2.     There will be more demand for big data and analytical skills

Businesses should get big data analytics on their list of new year’s resolutions if they want to provide a better service to their customers and keep their competitive edge. Personalisation has become ordinary for consumers, who now expect businesses to go a step further. For example, users of TV and film subscription services such as Netflix assume that the app will understand what they’re looking for and recommend shows for them to watch. Businesses should use data to make the customer’s journey more efficient and convenient, something that traditional data, such as demographics and credit scores, can struggle to achieve.
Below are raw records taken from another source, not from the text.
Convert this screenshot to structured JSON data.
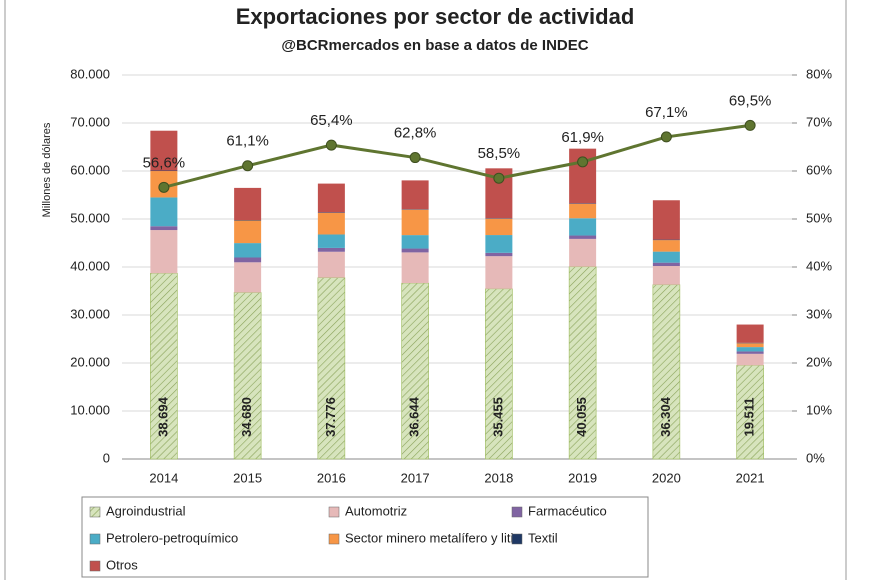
{
  "chart_data": {
    "type": "bar",
    "stacked": true,
    "title": "Exportaciones por sector de actividad",
    "subtitle": "@BCRmercados en base a datos de INDEC",
    "y_label": "Millones de dólares",
    "categories": [
      "2014",
      "2015",
      "2016",
      "2017",
      "2018",
      "2019",
      "2020",
      "2021"
    ],
    "ylim": [
      0,
      80000
    ],
    "yticks": [
      {
        "value": 0,
        "label": "0"
      },
      {
        "value": 10000,
        "label": "10.000"
      },
      {
        "value": 20000,
        "label": "20.000"
      },
      {
        "value": 30000,
        "label": "30.000"
      },
      {
        "value": 40000,
        "label": "40.000"
      },
      {
        "value": 50000,
        "label": "50.000"
      },
      {
        "value": 60000,
        "label": "60.000"
      },
      {
        "value": 70000,
        "label": "70.000"
      },
      {
        "value": 80000,
        "label": "80.000"
      }
    ],
    "y2lim": [
      0,
      80
    ],
    "y2ticks": [
      {
        "value": 0,
        "label": "0%"
      },
      {
        "value": 10,
        "label": "10%"
      },
      {
        "value": 20,
        "label": "20%"
      },
      {
        "value": 30,
        "label": "30%"
      },
      {
        "value": 40,
        "label": "40%"
      },
      {
        "value": 50,
        "label": "50%"
      },
      {
        "value": 60,
        "label": "60%"
      },
      {
        "value": 70,
        "label": "70%"
      },
      {
        "value": 80,
        "label": "80%"
      }
    ],
    "series": [
      {
        "name": "Agroindustrial",
        "color": "#d7e4bd",
        "hatched": true,
        "values": [
          38694,
          34680,
          37776,
          36644,
          35455,
          40055,
          36304,
          19511
        ],
        "value_labels": [
          "38.694",
          "34.680",
          "37.776",
          "36.644",
          "35.455",
          "40.055",
          "36.304",
          "19.511"
        ]
      },
      {
        "name": "Automotriz",
        "color": "#e6b9b8",
        "values": [
          9000,
          6300,
          5400,
          6400,
          6800,
          5800,
          3900,
          2400
        ]
      },
      {
        "name": "Farmacéutico",
        "color": "#8064a2",
        "values": [
          800,
          1000,
          800,
          800,
          700,
          700,
          700,
          500
        ]
      },
      {
        "name": "Petrolero-petroquímico",
        "color": "#4bacc6",
        "values": [
          6000,
          3000,
          2800,
          2800,
          3700,
          3600,
          2300,
          900
        ]
      },
      {
        "name": "Sector minero metalífero y litio",
        "color": "#f79646",
        "values": [
          5500,
          4700,
          4500,
          5300,
          3400,
          3000,
          2400,
          800
        ]
      },
      {
        "name": "Textil",
        "color": "#1f3864",
        "values": [
          100,
          100,
          100,
          100,
          100,
          100,
          100,
          100
        ]
      },
      {
        "name": "Otros",
        "color": "#c0504d",
        "values": [
          8300,
          6700,
          6000,
          6000,
          10400,
          11400,
          8200,
          3800
        ]
      },
      {
        "name": null,
        "type": "line",
        "axis": "y2",
        "color": "#5f7530",
        "values": [
          56.6,
          61.1,
          65.4,
          62.8,
          58.5,
          61.9,
          67.1,
          69.5
        ],
        "value_labels": [
          "56,6%",
          "61,1%",
          "65,4%",
          "62,8%",
          "58,5%",
          "61,9%",
          "67,1%",
          "69,5%"
        ]
      }
    ]
  }
}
A significant benefit of big data is that it encompasses a large number of data points from a range of sources, and can therefore paint a much more accurate picture of an individual consumer at one point in time than businesses could have dreamed of ten years ago.

It allows companies to verify identity and detect fraud, and provides insight and predictions into behaviour like travel, outings, and vote outcomes. It could even save lives – researchers have discovered a way of utilising machine learning to develop predictive models for the onset of type two diabetes.
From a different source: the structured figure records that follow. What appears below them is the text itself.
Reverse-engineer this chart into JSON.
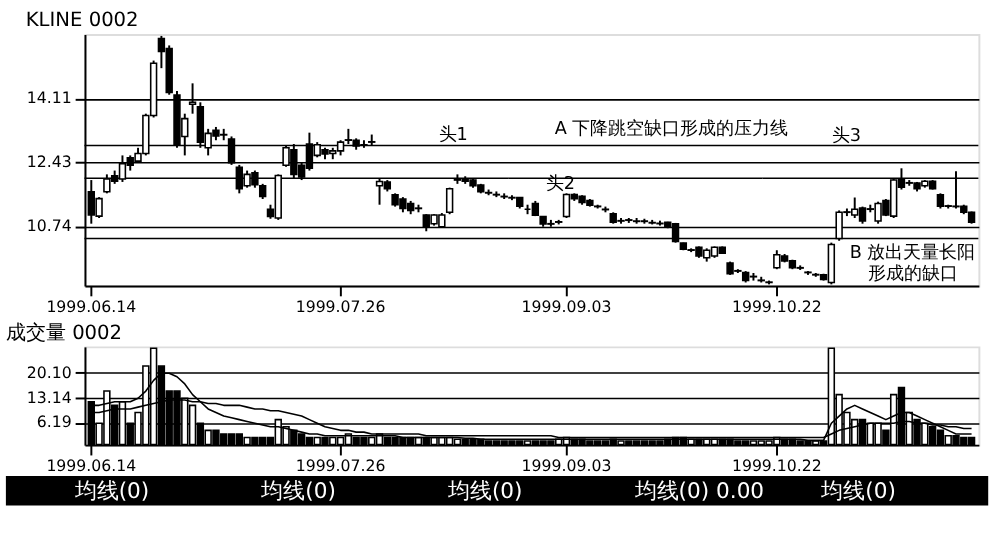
{
  "chart_data": [
    {
      "type": "candlestick",
      "title": "KLINE 0002",
      "categories": [
        "1999.06.14",
        null,
        null,
        null,
        null,
        null,
        null,
        null,
        null,
        null,
        null,
        null,
        null,
        null,
        null,
        null,
        null,
        null,
        null,
        null,
        null,
        null,
        null,
        null,
        null,
        null,
        null,
        null,
        null,
        null,
        null,
        null,
        "1999.07.26",
        null,
        null,
        null,
        null,
        null,
        null,
        null,
        null,
        null,
        null,
        null,
        null,
        null,
        null,
        null,
        null,
        null,
        null,
        null,
        null,
        null,
        null,
        null,
        null,
        null,
        null,
        null,
        null,
        "1999.09.03",
        null,
        null,
        null,
        null,
        null,
        null,
        null,
        null,
        null,
        null,
        null,
        null,
        null,
        null,
        null,
        null,
        null,
        null,
        null,
        null,
        null,
        null,
        null,
        null,
        null,
        null,
        "1999.10.22",
        null,
        null,
        null,
        null,
        null,
        null,
        null,
        null,
        null,
        null,
        null,
        null,
        null,
        null,
        null,
        null,
        null,
        null,
        null,
        null,
        null,
        null,
        null,
        null,
        null
      ],
      "ohlc": [
        [
          11.64,
          11.95,
          10.8,
          11.03
        ],
        [
          11.0,
          11.5,
          10.95,
          11.46
        ],
        [
          11.64,
          12.1,
          11.6,
          11.98
        ],
        [
          12.06,
          12.2,
          11.85,
          11.92
        ],
        [
          11.98,
          12.6,
          11.9,
          12.38
        ],
        [
          12.54,
          12.6,
          12.2,
          12.34
        ],
        [
          12.45,
          12.8,
          12.4,
          12.65
        ],
        [
          12.65,
          13.7,
          12.6,
          13.65
        ],
        [
          13.65,
          15.1,
          13.6,
          15.03
        ],
        [
          15.68,
          15.75,
          14.9,
          15.34
        ],
        [
          15.42,
          15.5,
          14.2,
          14.26
        ],
        [
          14.19,
          14.3,
          12.8,
          12.88
        ],
        [
          13.1,
          13.7,
          12.6,
          13.57
        ],
        [
          13.95,
          14.5,
          13.7,
          14.0
        ],
        [
          13.88,
          14.0,
          12.8,
          12.95
        ],
        [
          12.8,
          13.3,
          12.6,
          13.18
        ],
        [
          13.26,
          13.35,
          13.0,
          13.11
        ],
        [
          13.15,
          13.3,
          13.0,
          13.14
        ],
        [
          13.03,
          13.1,
          12.35,
          12.41
        ],
        [
          12.29,
          12.35,
          11.6,
          11.72
        ],
        [
          11.8,
          12.2,
          11.75,
          12.1
        ],
        [
          12.14,
          12.2,
          11.75,
          11.83
        ],
        [
          11.8,
          11.85,
          11.45,
          11.52
        ],
        [
          11.18,
          11.3,
          10.93,
          10.99
        ],
        [
          10.95,
          12.1,
          10.9,
          12.07
        ],
        [
          12.34,
          12.85,
          12.3,
          12.8
        ],
        [
          12.75,
          12.9,
          12.0,
          12.1
        ],
        [
          12.34,
          12.4,
          11.95,
          12.03
        ],
        [
          12.9,
          13.2,
          12.2,
          12.26
        ],
        [
          12.6,
          12.95,
          12.55,
          12.88
        ],
        [
          12.75,
          12.8,
          12.5,
          12.64
        ],
        [
          12.65,
          12.8,
          12.5,
          12.72
        ],
        [
          12.72,
          13.0,
          12.6,
          12.95
        ],
        [
          13.0,
          13.3,
          12.9,
          13.01
        ],
        [
          13.0,
          13.05,
          12.75,
          12.85
        ],
        [
          12.88,
          13.0,
          12.8,
          12.87
        ],
        [
          12.95,
          13.15,
          12.85,
          12.96
        ],
        [
          11.8,
          12.0,
          11.3,
          11.91
        ],
        [
          11.9,
          11.95,
          11.65,
          11.72
        ],
        [
          11.56,
          11.6,
          11.25,
          11.3
        ],
        [
          11.45,
          11.5,
          11.1,
          11.2
        ],
        [
          11.33,
          11.4,
          11.05,
          11.15
        ],
        [
          11.2,
          11.3,
          11.1,
          11.21
        ],
        [
          11.03,
          11.05,
          10.6,
          10.72
        ],
        [
          10.8,
          11.05,
          10.75,
          11.03
        ],
        [
          10.72,
          11.08,
          10.7,
          11.03
        ],
        [
          11.1,
          11.75,
          11.05,
          11.72
        ],
        [
          11.95,
          12.1,
          11.85,
          11.96
        ],
        [
          11.98,
          12.05,
          11.85,
          11.92
        ],
        [
          11.95,
          12.0,
          11.75,
          11.8
        ],
        [
          11.82,
          11.85,
          11.6,
          11.64
        ],
        [
          11.62,
          11.7,
          11.55,
          11.61
        ],
        [
          11.57,
          11.65,
          11.5,
          11.56
        ],
        [
          11.52,
          11.6,
          11.45,
          11.51
        ],
        [
          11.49,
          11.55,
          11.42,
          11.48
        ],
        [
          11.49,
          11.5,
          11.2,
          11.26
        ],
        [
          11.18,
          11.3,
          11.05,
          11.18
        ],
        [
          11.33,
          11.4,
          11.0,
          11.02
        ],
        [
          10.99,
          11.0,
          10.72,
          10.79
        ],
        [
          10.8,
          10.9,
          10.72,
          10.79
        ],
        [
          10.84,
          10.9,
          10.78,
          10.85
        ],
        [
          10.99,
          11.6,
          10.95,
          11.57
        ],
        [
          11.57,
          11.6,
          11.4,
          11.46
        ],
        [
          11.52,
          11.55,
          11.3,
          11.36
        ],
        [
          11.41,
          11.45,
          11.25,
          11.29
        ],
        [
          11.26,
          11.3,
          11.2,
          11.25
        ],
        [
          11.18,
          11.25,
          11.1,
          11.17
        ],
        [
          11.06,
          11.1,
          10.8,
          10.84
        ],
        [
          10.87,
          10.95,
          10.8,
          10.88
        ],
        [
          10.9,
          10.95,
          10.82,
          10.89
        ],
        [
          10.87,
          10.95,
          10.8,
          10.86
        ],
        [
          10.87,
          10.93,
          10.8,
          10.86
        ],
        [
          10.83,
          10.9,
          10.78,
          10.82
        ],
        [
          10.81,
          10.88,
          10.75,
          10.8
        ],
        [
          10.84,
          10.85,
          10.68,
          10.72
        ],
        [
          10.8,
          10.82,
          10.3,
          10.33
        ],
        [
          10.29,
          10.3,
          10.1,
          10.13
        ],
        [
          10.1,
          10.15,
          10.05,
          10.11
        ],
        [
          10.18,
          10.2,
          9.9,
          9.95
        ],
        [
          9.9,
          10.15,
          9.8,
          10.1
        ],
        [
          9.95,
          10.2,
          9.9,
          10.18
        ],
        [
          10.18,
          10.2,
          10.0,
          10.02
        ],
        [
          9.76,
          9.8,
          9.45,
          9.48
        ],
        [
          9.56,
          9.6,
          9.5,
          9.55
        ],
        [
          9.51,
          9.55,
          9.25,
          9.3
        ],
        [
          9.4,
          9.5,
          9.3,
          9.41
        ],
        [
          9.3,
          9.4,
          9.25,
          9.31
        ],
        [
          9.25,
          9.3,
          9.2,
          9.26
        ],
        [
          9.64,
          10.1,
          9.6,
          9.98
        ],
        [
          9.95,
          10.0,
          9.78,
          9.82
        ],
        [
          9.82,
          9.85,
          9.6,
          9.64
        ],
        [
          9.64,
          9.7,
          9.58,
          9.63
        ],
        [
          9.52,
          9.55,
          9.45,
          9.51
        ],
        [
          9.45,
          9.5,
          9.4,
          9.46
        ],
        [
          9.45,
          9.48,
          9.3,
          9.33
        ],
        [
          9.25,
          10.3,
          9.2,
          10.25
        ],
        [
          10.41,
          11.15,
          10.35,
          11.1
        ],
        [
          11.1,
          11.2,
          11.0,
          11.11
        ],
        [
          11.03,
          11.49,
          10.95,
          11.18
        ],
        [
          11.21,
          11.25,
          10.8,
          10.87
        ],
        [
          11.18,
          11.3,
          11.1,
          11.19
        ],
        [
          10.87,
          11.38,
          10.8,
          11.33
        ],
        [
          11.41,
          11.45,
          11.0,
          11.03
        ],
        [
          11.0,
          12.0,
          10.95,
          11.95
        ],
        [
          11.98,
          12.26,
          11.7,
          11.76
        ],
        [
          11.87,
          11.95,
          11.8,
          11.88
        ],
        [
          11.87,
          11.9,
          11.65,
          11.72
        ],
        [
          11.8,
          11.95,
          11.75,
          11.92
        ],
        [
          11.92,
          11.95,
          11.7,
          11.72
        ],
        [
          11.56,
          11.6,
          11.2,
          11.26
        ],
        [
          11.26,
          11.3,
          11.2,
          11.27
        ],
        [
          11.26,
          12.18,
          11.2,
          11.25
        ],
        [
          11.26,
          11.3,
          11.05,
          11.1
        ],
        [
          11.1,
          11.12,
          10.8,
          10.84
        ]
      ],
      "ylim": [
        9.17,
        15.8
      ],
      "yticks": [
        10.74,
        12.43,
        14.11
      ],
      "grid": "y",
      "ref_lines": [
        {
          "axis": "y",
          "value": 12.86
        },
        {
          "axis": "y",
          "value": 12.0
        },
        {
          "axis": "y",
          "value": 10.41
        }
      ],
      "annotations": [
        {
          "text": "A 下降跳空缺口形成的压力线",
          "y": 13.05
        },
        {
          "text": "头1",
          "y": 12.9
        },
        {
          "text": "头2",
          "y": 11.6
        },
        "头3",
        "B 放出天量长阳",
        "形成的缺口"
      ]
    },
    {
      "type": "bar",
      "title": "成交量 0002",
      "categories": [
        "1999.06.14",
        null,
        null,
        null,
        null,
        null,
        null,
        null,
        null,
        null,
        null,
        null,
        null,
        null,
        null,
        null,
        null,
        null,
        null,
        null,
        null,
        null,
        null,
        null,
        null,
        null,
        null,
        null,
        null,
        null,
        null,
        null,
        "1999.07.26",
        null,
        null,
        null,
        null,
        null,
        null,
        null,
        null,
        null,
        null,
        null,
        null,
        null,
        null,
        null,
        null,
        null,
        null,
        null,
        null,
        null,
        null,
        null,
        null,
        null,
        null,
        null,
        null,
        "1999.09.03",
        null,
        null,
        null,
        null,
        null,
        null,
        null,
        null,
        null,
        null,
        null,
        null,
        null,
        null,
        null,
        null,
        null,
        null,
        null,
        null,
        null,
        null,
        null,
        null,
        null,
        null,
        "1999.10.22",
        null,
        null,
        null,
        null,
        null,
        null,
        null,
        null,
        null,
        null,
        null,
        null,
        null,
        null,
        null,
        null,
        null,
        null,
        null,
        null,
        null,
        null,
        null,
        null,
        null
      ],
      "series": [
        {
          "type": "bar",
          "values": [
            12,
            6,
            15,
            11,
            12,
            6,
            9,
            22,
            27,
            22,
            15,
            15,
            13,
            11,
            6,
            4,
            4,
            3,
            3,
            3,
            2,
            2,
            2,
            2,
            7,
            5,
            4,
            3,
            2,
            2,
            2,
            2,
            2,
            3,
            2,
            2,
            2,
            3,
            2,
            2,
            2,
            2,
            2,
            2,
            2,
            2,
            2,
            1.5,
            1.5,
            1.5,
            1.5,
            1,
            1,
            1,
            1,
            1,
            1,
            1,
            1,
            1,
            1.5,
            2,
            1.5,
            1.5,
            1,
            1,
            1,
            1.5,
            1,
            1,
            1,
            1,
            1,
            1,
            1.5,
            2,
            2,
            1.5,
            1.5,
            1.5,
            1.5,
            1.5,
            1.5,
            1,
            1,
            1,
            1,
            1,
            2,
            1.5,
            1.5,
            1,
            1,
            1,
            1,
            27,
            14,
            9,
            7,
            7,
            6,
            6,
            4,
            14,
            16,
            9,
            7,
            6,
            5,
            4,
            2.5,
            2.5,
            2,
            2
          ],
          "colors": [
            "#000000",
            "#ffffff",
            "#ffffff",
            "#000000",
            "#ffffff",
            "#000000",
            "#ffffff",
            "#ffffff",
            "#ffffff",
            "#000000",
            "#000000",
            "#000000",
            "#ffffff",
            "#ffffff",
            "#000000",
            "#ffffff",
            "#000000",
            "#000000",
            "#000000",
            "#000000",
            "#ffffff",
            "#000000",
            "#000000",
            "#000000",
            "#ffffff",
            "#ffffff",
            "#000000",
            "#000000",
            "#000000",
            "#ffffff",
            "#000000",
            "#ffffff",
            "#ffffff",
            "#ffffff",
            "#000000",
            "#000000",
            "#ffffff",
            "#ffffff",
            "#000000",
            "#000000",
            "#000000",
            "#000000",
            "#ffffff",
            "#000000",
            "#ffffff",
            "#ffffff",
            "#ffffff",
            "#ffffff",
            "#000000",
            "#000000",
            "#000000",
            "#000000",
            "#000000",
            "#000000",
            "#000000",
            "#000000",
            "#ffffff",
            "#000000",
            "#000000",
            "#000000",
            "#ffffff",
            "#ffffff",
            "#000000",
            "#000000",
            "#000000",
            "#000000",
            "#000000",
            "#000000",
            "#ffffff",
            "#000000",
            "#000000",
            "#000000",
            "#000000",
            "#000000",
            "#000000",
            "#000000",
            "#000000",
            "#ffffff",
            "#000000",
            "#ffffff",
            "#ffffff",
            "#000000",
            "#000000",
            "#000000",
            "#000000",
            "#ffffff",
            "#ffffff",
            "#ffffff",
            "#ffffff",
            "#000000",
            "#000000",
            "#000000",
            "#000000",
            "#ffffff",
            "#000000",
            "#ffffff",
            "#ffffff",
            "#ffffff",
            "#ffffff",
            "#000000",
            "#ffffff",
            "#ffffff",
            "#000000",
            "#ffffff",
            "#000000",
            "#ffffff",
            "#000000",
            "#ffffff",
            "#000000",
            "#000000",
            "#ffffff",
            "#000000",
            "#000000",
            "#000000"
          ]
        },
        {
          "type": "line",
          "color": "#000000",
          "values": [
            11,
            11,
            11.5,
            12,
            12,
            12,
            13,
            15,
            18,
            20,
            20,
            19,
            17,
            14,
            12,
            10,
            9,
            8,
            7.5,
            7,
            6.5,
            6,
            5.5,
            5,
            5,
            4.5,
            4,
            3.5,
            3,
            3,
            2.5,
            2.5,
            2.5,
            2.5,
            2.5,
            2.5,
            2.5,
            2.5,
            2.5,
            2.5,
            2,
            2,
            2,
            2,
            2,
            2,
            2,
            2,
            1.8,
            1.8,
            1.5,
            1.5,
            1.5,
            1.5,
            1.5,
            1.5,
            1.5,
            1.5,
            1.5,
            1.5,
            1.5,
            1.5,
            1.5,
            1.5,
            1.5,
            1.5,
            1.5,
            1.5,
            1.5,
            1.5,
            1.5,
            1.5,
            1.5,
            1.5,
            1.5,
            1.5,
            1.5,
            1.5,
            1.5,
            1.5,
            1.5,
            1.5,
            1.5,
            1.5,
            1.5,
            1.5,
            1.5,
            1.5,
            1.5,
            1.5,
            1.5,
            1.5,
            1.2,
            1.2,
            1.2,
            6,
            8,
            10,
            11,
            10,
            9,
            8,
            7,
            8,
            9,
            9,
            8,
            7,
            6,
            5,
            4,
            3,
            3,
            3
          ]
        },
        {
          "type": "line",
          "color": "#000000",
          "values": [
            9,
            9,
            9.5,
            10,
            10,
            10,
            10.5,
            11,
            11.5,
            12,
            12.5,
            12.5,
            12.5,
            12,
            12,
            11.5,
            11.5,
            11,
            11,
            11,
            10.5,
            10,
            10,
            9.5,
            9.5,
            9,
            8.5,
            8,
            7,
            6,
            5,
            4.5,
            4,
            4,
            3.5,
            3.5,
            3,
            3,
            3,
            3,
            3,
            3,
            3,
            2.5,
            2.5,
            2.5,
            2.5,
            2.5,
            2.5,
            2.5,
            2.5,
            2.5,
            2.5,
            2.5,
            2.5,
            2.5,
            2.5,
            2.5,
            2.5,
            2.5,
            2,
            2,
            2,
            2,
            2,
            2,
            2,
            2,
            2,
            2,
            2,
            2,
            2,
            2,
            2,
            2,
            2,
            2,
            2,
            2,
            2,
            2,
            2,
            2,
            2,
            2,
            2,
            2,
            2,
            2,
            2,
            2,
            2,
            2,
            2,
            3,
            4,
            4.5,
            5,
            5.5,
            6,
            6,
            6,
            6,
            6.5,
            6.5,
            6,
            6,
            5.5,
            5.5,
            5,
            5,
            4.5,
            4.5
          ]
        }
      ],
      "ylim": [
        0,
        27.5
      ],
      "yticks": [
        6.19,
        13.14,
        {
          "value": 20.1,
          "label": "20.10"
        }
      ],
      "grid": "y",
      "annotations": [
        "均线(0)",
        "均线(0)",
        "均线(0)",
        "均线(0) 0.00",
        "均线(0)"
      ]
    }
  ]
}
This demand will subsequently lead to businesses needing to recruit staff with big data analytics skill sets, or work with an external specialist to keep up with industry competition and customer expectations. This may mean a rise in people with jobs like data scientists, data modellers, data analysts, developers and more.

 

3.     There will be more monetisation

Plenty of experts have predicted that the creation of this data and its use will result in its monetisation. The chief executive of Dell, Michael Dell, has predicted that big data analytics is the next trillion-dollar market. IDC predicts that that data monetisation efforts will result in enterprises increasing the marketplace’s consumption of their own data by 100-fold – or even more.
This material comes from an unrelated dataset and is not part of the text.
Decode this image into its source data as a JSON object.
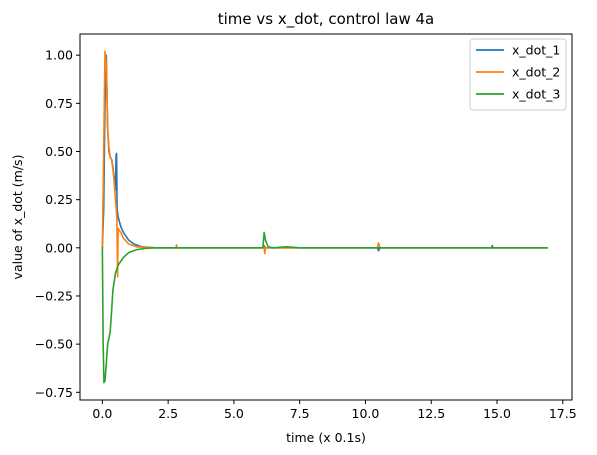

By 2020, the amount of data that is worth analysing will double. Forrester expects that as firms will try to sell their data, ‘many will sputter’, but in 2017, an increasing number of firms will look to drive value and revenue from their ‘exhaust fumes’. Forrester declares that ‘all companies are in the data business now’.

The trouble comes with identifying which type of data is useful – but it seems that businesses aren’t too far away from achieving this. IDC predicts that by 2020, organisations that are able to analyse all relevant data and deliver actionable information will achieve an extra $430 billion in productivity benefits over their less analytically oriented peers.

Although this is a good few years away, we are likely to see a move towards this in 2017, as a similar figure for revenues associated with data monetisation would get us closer to Michael Dell’s trillion-dollar prediction. In the same interview, Dell described the current state of data analytics, saying that: ‘If you look at companies today, most of them are not very good at using the data they have to make better decisions in real time’. However, as the big data market continues to grow, we are likely to see companies making better business decisions as a consequence.

 

4.     There will be a deviation away from the buzzword

‘Big data’ has been one of the biggest buzzwords of the last couple of years, but as its use grows, this term will be used less. Big data itself is raw and unstructured, making it near impossible to derive meaning from it without implementing tools that are capable of analysing it and creating meaningful insights.

However, we have already started to see move away from the ambiguity of the term ‘big data’. Terms such as ‘smart data’ and ‘actionable data’ differentiate between the offerings of the different types of analytical tools available.

Ultimately, it looks like big data is here to stay in 2017. Data analytics has gone a long way towards transforming almost every sector this year, and patents for innovative products, huge growth in the amount of data generated, and increasing customer demand mean that data will likely be the driving force behind many business decisions next year.